Polí­tico versus estadista


En la vida existen diferentes etapas. El hombre, en lo educativo se inicia por la escuela primaria, secundaria, la universidad y a continuación puede seguir una maestrí­a y concluir un doctorado.

Juan Francisco Reyes López
jfrlguate@yahoo.com

En la polí­tica, el ciudadano se inicia participando en asociaciones, sindicatos, gremios o cámaras y prosigue su participación al decidir ser miembro de un partido, dentro del cual existen etapas: ser afiliado, ser electo miembro del comité ejecutivo municipal, departamental y nacional; existiendo en esta evolución el nivel de ser secretario general o secretario general adjunto del comité ejecutivo nacional.

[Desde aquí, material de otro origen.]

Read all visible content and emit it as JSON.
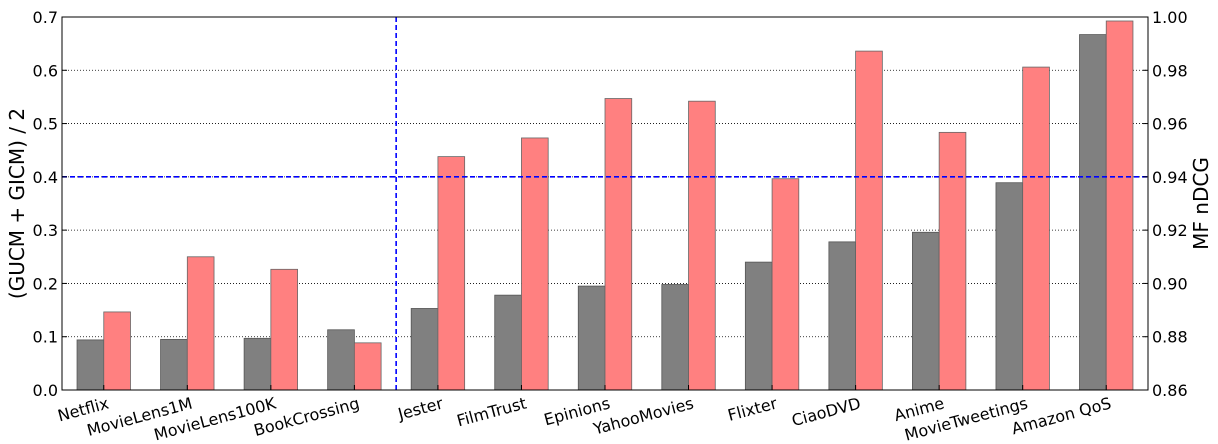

Todas estas etapas son parte del actuar polí­tico, llevan intrí­nseca la natural y legí­tima aspiración de obtener la postulación interna y la elección externa para poder actuar en la vida nacional, departamental o municipal como diputado, alcalde, concejal o sí­ndico y, en algunos casos continúa al ser postulado y electo Presidente o Vicepresidente de la República.

Son cientos de cientos los ciudadanos, hombres y mujeres, que han vivido y cumplido -desde la independencia de nuestro paí­s- estas instancias, todas ellas llevan implí­cito el actuar polí­tico y con ello la legí­tima aspiración de ganar la siguiente elección, produciéndose una carrera polí­tica, basta ver al Congreso de la República, a los partidos polí­ticos, a las corporaciones municipales, donde fácilmente se comprueba que muchas personas son diputados, han sido diputados, alcaldes, concejales y sí­ndicos durante varias oportunidades pero ¿cuántos de ellos pueden decir que han logrado -con su actuar y proceder- rebasar la etapa de polí­ticos para entrar al umbral, al sendero de estadista? Poquí­simos.

Al analizar retrospectivamente nuestra historia, son pocos los nombres que destacan y aceptamos como personas que trascendieron más allá de la polí­tica, que puede estimarse que por su actuar fueron estadistas. En el siglo XIX, podemos decir que hay nombres en el inicio de nuestra independencia como José Cecilio del Valle, Pedro Molina, José Matí­as Delgado y Mariano Gálvez. En los inicios de la patria grande, Francisco Morazán y en la historia guatemalteca Miguel Garcí­a Granados, Justo Rufino Barrios, Rafael Carrera, más recientemente -con los antagonismos correspondientes- Jorge Ubico, Juan José Arévalo, Miguel Idí­goras Fuentes, Mario Méndez Montenegro y Manuel Colom Argueta.

En la última etapa democrática, Vinicio Cerezo Arévalo ha logrado -por su actuar en la integración centroamericana, trasladarse de polí­tico a estadista; menos visible, Alfonso Cabrera Hidalgo tiene el mérito de ser el pensador constitucional del semiparlamentarismo en la polí­tica nacional. Los casi 25 años de la actual democracia, tristemente, no han producido o logrado que la mayorí­a de las figuras públicas dejen de pensar, dejen de actuar en pro de la próxima elección. La actual crisis mundial y nacional requiere de estadistas capaces de concebir y acordar un programa de nación.

«El polí­tico es la persona que actúa pensando en la próxima elección y el estadista es la persona que actúa pensando en la próxima generación.». Los dirigentes polí­ticos tienen la disyuntiva: morir como polí­ticos o nacer como estadistas.